|
30 Minute Interview
Intelligent architecture
Eric Demers, Team Leader - Engineering, AMD, spoke to Nivedan
Prakash about the companys teraFLOPS graphic chip, codenamed RV770,
and the chips architecture

Eric Demers
|
Shrinking the die
The secret was good engineering as we spent quite a bit of
time reviewing our previous products and a lot of engineering effort redesigning
blocks to make them more efficient and smaller, using all we had learned to
achieve that. In addition, we rebalanced compute and BW, to achieve a more balanced
ratio of capabilities to bandwidth, more in line with current applications.

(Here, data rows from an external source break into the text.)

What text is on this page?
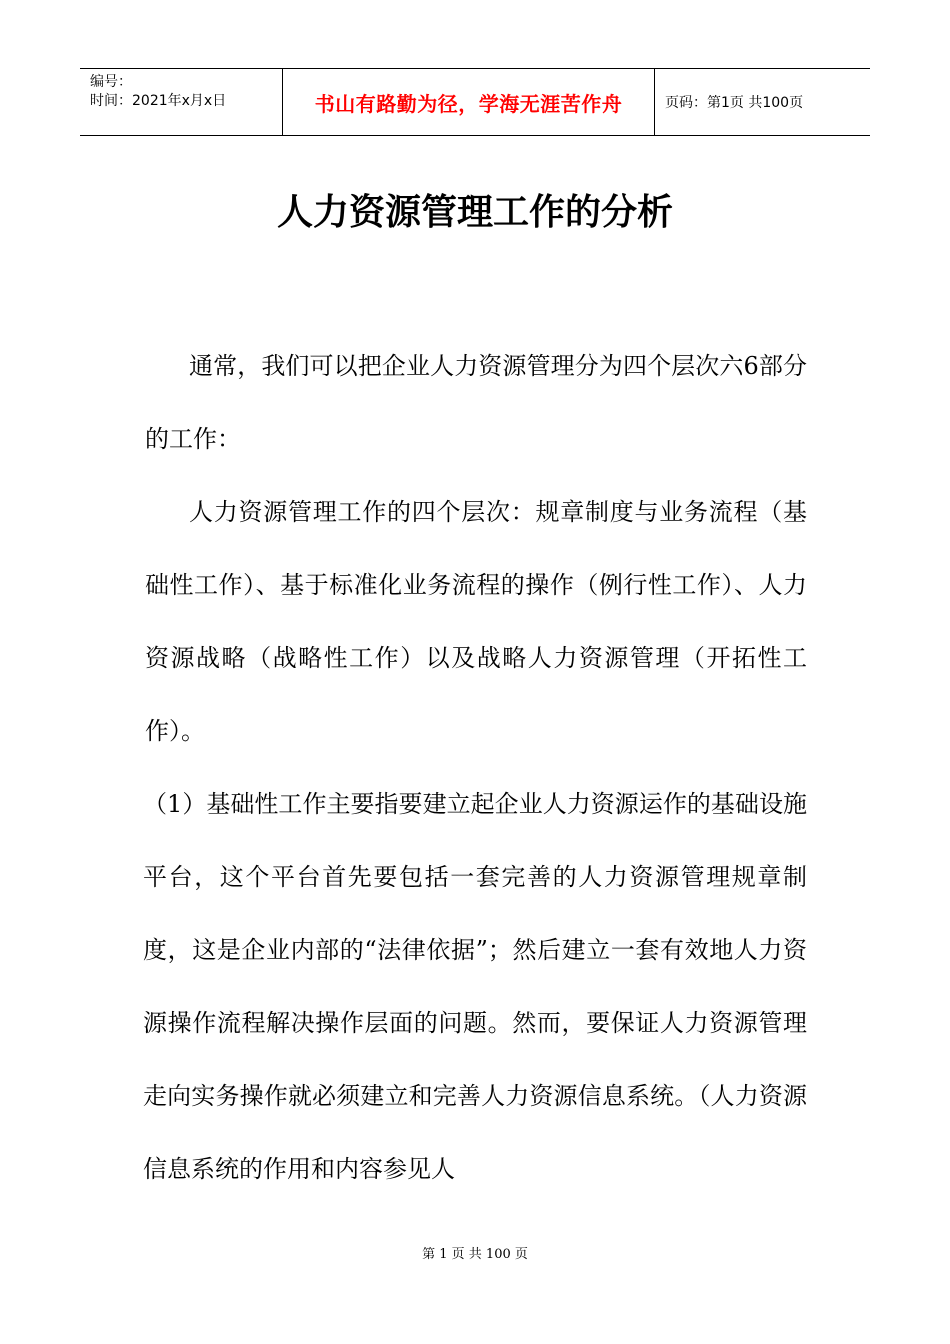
编号：
时间：2021年x月x日	书山有路勤为径，学海无涯苦作舟	页码：第1页 共100页
人力资源管理工作的分析

通常，我们可以把企业人力资源管理分为四个层次六6部分的工作：

人力资源管理工作的四个层次：规章制度与业务流程（基础性工作）、基于标准化业务流程的操作（例行性工作）、人力资源战略（战略性工作）以及战略人力资源管理（开拓性工作）。

（1）基础性工作主要指要建立起企业人力资源运作的基础设施平台，这个平台首先要包括一套完善的人力资源管理规章制度，这是企业内部的“法律依据”；然后建立一套有效地人力资源操作流程解决操作层面的问题。然而，要保证人力资源管理走向实务操作就必须建立和完善人力资源信息系统。（人力资源信息系统的作用和内容参见人

第 1 页 共 100 页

We also changed the memory interface configuration, going for a more tuned per
channel/client organization for high bandwidth clients.
There was also a significant amount of layout work done to achieve the small
dies. Nearly a year before we sent the chip out for fabrication and then we
started our floor planning and physical design work. The last months of the
design are spent solely on physical design and achieving our projected area
targets. While there is quite a bit of custom work done for all our chips (for
example, all the I/O), the core design was a standard cell design for the logic
section, but with custom memories to optimize area.
Changing the dispatcher
It took nearly 1.5 years of work from a design team standpoint to make the dispatcher
more scalable while also offering new features and better performance. It is
an evolution of the previous version and inherited the best parts, like as the
ability to issue to multiple blocks in parallel such as texture and ALU and
others. We tweaked and optimized the command queues to achieve better balance
in the new design.
About GDDR5
The GDDR5 ATI Radeon HD 4870 boards are tuned to operate with higher memory
and core speeds to get the highest performance, as compared to the ATI Radeon
HD 4850 boards. As a result, they are currently more limited than the ATI Radeon
HD 4950 GDDR3 boards in terms of their ability to operate at scaled down clocks
when idle. It is a result of multiple constraints, but nothing inherent in the
GDDR5 protocol. However, we are working on ways of improving the range of clock
speeds we can support with GDDR5 boards, so we can further reduce idle power
without affecting peak performance. Currently, the ATI Radeon HD 4870 boards
have an idle power in the typical range for a performance board.
Micro-stuttering
Micro stuttering can be caused by multiple things. For example,
for our previous product, the ATI Radeon HD 3870, one of the causes of micro
stuttering was because the graphics clock was being increased and decreased
too frequently, during games. The ATI Radeon HD 3870 was one of the first AMD
parts to introduce a programmable micro-controller to monitor and control the
chip power through clocks and voltage. The ATI Radeon HD 3870 was able to detect
times when the application was not using it, and reduce its clock speed to conserve
power. What we found is that within a single frame, when the CPU load was high,
there were times where there was enough starvation to cause the
ATI Radeon HD 3870 to reduce its clock, even though it was running a game. When
the next part of the frame came up, the graphics clock had already been reduced,
so that the rendering was slowed down until the chip detected a heavy load and
resume high clocks. This up/down on the clock saved power, but reduced overall
performance and cause micro stuttering.
There are other potential sources for micro stuttering. Some of them, for example,
have to do with moving memory around, which can cause blackouts either for the
CPU or the GPU. Others exist when the CPU and GPU are more unbalanced (fast
GPU, slow CPU), for example, where the CPU will not generate any frames for
a while, then generate two frames. It could be that in that case, we get an
average time for frame 1, which is the idle time plus render, while frame 2
will be only render. That could lead to 16ms and 1ms frame times, which would
appear as stuttering (assuming 15ms idle, 1ms render times). Multi-GPU makes
the problem worst, as the GPU consumption rate is even higher. We are investigating
these and others, though it is a tall task to fix all of them while also achieving
peak performance.
|